Die japanische Zentralbank (BoJ: Bank of Japan) hat am Dienstag mitgeteilt, dass sie den Leitzins (policy-rate) unverändert bei -0,1% belässt.
Die Inflationsrate in der drittgrössten Volkswirtschaft beträgt derzeit 1% (core CPI: 0,9% im Dezember 2017).
Und sie liegt damit noch immer weit unter dem von der BoJ angestrebten Zielwert von 2%.
BoJ Governeur Haruhiko Kuroda geht aber davon aus, dass die Inflationserwartungen mit steigenden Löhnen zunehmen werden.
Was wir dazu wissen, ist, dass das japanische BIP zwischen Juli und September um eine hochgerechnete Jahresrate von 2,5% gestiegen ist.
Während die Schulden der öffentlichen Hand im Verhältnis zum BIP rund 250% beträgt, beläuft sich die Rendite der japanischen Staatsanleihen mit 10 Jahren Laufzeit auf 0,07%.
Das ist bemerkenswert, da die herkömmlichen Lehrbücher vor hohen Defiziten bzw. Staatsverschuldung warnen, weil die Staatsausgaben angeblich die privaten Investitionen "verdrängen" (crowding-out).
Staatsschulden versus Rendite der Staatsanleihen mit 10 Jahren Laufzeit, Graph: Morgan Stanley
Die Teuerungsrate würde demnach durch die Decke schiessen und die Zinsen kräftig zulegen, so die Ansicht der Mehrzahl der neoklassisch orientierten Ökonomen, die wir seit der Great Recession zur genüge kennen.
Es ist daher unbestritten, dass wir es, wenn wir über das Staatsdefizit reden, oft im Zusammenhang mit "bad news" meinen. Die Schulden werden v.a. in den Mainstream-Medien ohne Zweifel als eine Art Apokalypse-Countdown dargestellt.
Der irreführende Fokus hat allerdings viel mit der politischen Kultur zu tun. Doch die Politiker, die über Haushaltsdefizite und Staatsverschuldung sprechen, scheinen keine Ahnung davon zu haben, die meisten zumindest.

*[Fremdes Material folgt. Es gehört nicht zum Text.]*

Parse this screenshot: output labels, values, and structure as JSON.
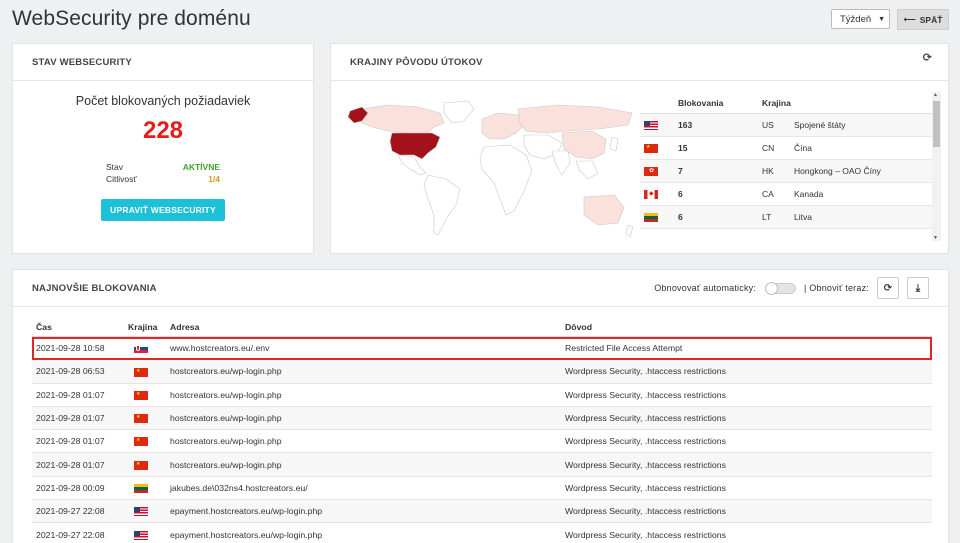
{
  "page": {
    "title": "WebSecurity pre doménu",
    "period_select": "Týždeň",
    "back_label": "SPÄŤ"
  },
  "status_card": {
    "title": "STAV WEBSECURITY",
    "blocked_label": "Počet blokovaných požiadaviek",
    "blocked_count": "228",
    "state_label": "Stav",
    "state_value": "AKTÍVNE",
    "sensitivity_label": "Citlivosť",
    "sensitivity_value": "1/4",
    "edit_button": "UPRAVIŤ WEBSECURITY",
    "colors": {
      "active": "#3ba52b",
      "sensitivity": "#d79a1f",
      "count": "#e41c1c",
      "button": "#1cc1d8"
    }
  },
  "countries_card": {
    "title": "KRAJINY PÔVODU ÚTOKOV",
    "refresh_icon": "refresh-icon",
    "columns": {
      "blocked": "Blokovania",
      "country": "Krajina"
    },
    "rows": [
      {
        "flag": "us",
        "count": "163",
        "code": "US",
        "name": "Spojené štáty"
      },
      {
        "flag": "cn",
        "count": "15",
        "code": "CN",
        "name": "Čína"
      },
      {
        "flag": "hk",
        "count": "7",
        "code": "HK",
        "name": "Hongkong – OAO Číny"
      },
      {
        "flag": "ca",
        "count": "6",
        "code": "CA",
        "name": "Kanada"
      },
      {
        "flag": "lt",
        "count": "6",
        "code": "LT",
        "name": "Litva"
      }
    ],
    "map_colors": {
      "high": "#a3121b",
      "low": "#fbe1dc",
      "none": "#ffffff",
      "border": "#c9c9c9"
    }
  },
  "recent_card": {
    "title": "NAJNOVŠIE BLOKOVANIA",
    "auto_refresh_label": "Obnovovať automaticky:",
    "refresh_now_label": "| Obnoviť teraz:",
    "columns": {
      "time": "Čas",
      "country": "Krajina",
      "address": "Adresa",
      "reason": "Dôvod"
    },
    "rows": [
      {
        "time": "2021-09-28 10:58",
        "flag": "sk",
        "address": "www.hostcreators.eu/.env",
        "reason": "Restricted File Access Attempt",
        "highlight": true
      },
      {
        "time": "2021-09-28 06:53",
        "flag": "cn",
        "address": "hostcreators.eu/wp-login.php",
        "reason": "Wordpress Security, .htaccess restrictions"
      },
      {
        "time": "2021-09-28 01:07",
        "flag": "cn",
        "address": "hostcreators.eu/wp-login.php",
        "reason": "Wordpress Security, .htaccess restrictions"
      },
      {
        "time": "2021-09-28 01:07",
        "flag": "cn",
        "address": "hostcreators.eu/wp-login.php",
        "reason": "Wordpress Security, .htaccess restrictions"
      },
      {
        "time": "2021-09-28 01:07",
        "flag": "cn",
        "address": "hostcreators.eu/wp-login.php",
        "reason": "Wordpress Security, .htaccess restrictions"
      },
      {
        "time": "2021-09-28 01:07",
        "flag": "cn",
        "address": "hostcreators.eu/wp-login.php",
        "reason": "Wordpress Security, .htaccess restrictions"
      },
      {
        "time": "2021-09-28 00:09",
        "flag": "lt",
        "address": "jakubes.de\\032ns4.hostcreators.eu/",
        "reason": "Wordpress Security, .htaccess restrictions"
      },
      {
        "time": "2021-09-27 22:08",
        "flag": "us",
        "address": "epayment.hostcreators.eu/wp-login.php",
        "reason": "Wordpress Security, .htaccess restrictions"
      },
      {
        "time": "2021-09-27 22:08",
        "flag": "us",
        "address": "epayment.hostcreators.eu/wp-login.php",
        "reason": "Wordpress Security, .htaccess restrictions"
      }
    ],
    "highlight_color": "#e22525"
  }
}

Die Defizit-Bedenkenträger malen häufig eine Zukunft, in der wir verarmen, weil der Staat, der das Geld ausgeliehen hat, alles wieder zurückzahlen muss.
Was sie aber übersehen, ist, dass zwischen macro- und micro-Ebene unterschieden werden muss: Ein privater Haushalt ist nicht vergleichbar mit dem Staat.
Denn die Analogie greift zu kurz. Zum einen, weil die privaten Haushalte den Kredit, den sie aufgenommen haben, zurückzahlen müssen. Zum anderen, dass der Staat "lediglich" darauf achten muss, dass die Schulden weniger stark wachsen als die Steuereinnahmen.
Die Schulden aus dem Zweiten Weltkrieg beispielsweise wurden in den USA nie zurückgezahlt. Und es wurde irrelevant, weil die US-Wirtschaft seither angemessen gewachsen ist und damit das Einkommen zugenommen hat, was ja die Steuerbemessungsgrundlage ausmacht.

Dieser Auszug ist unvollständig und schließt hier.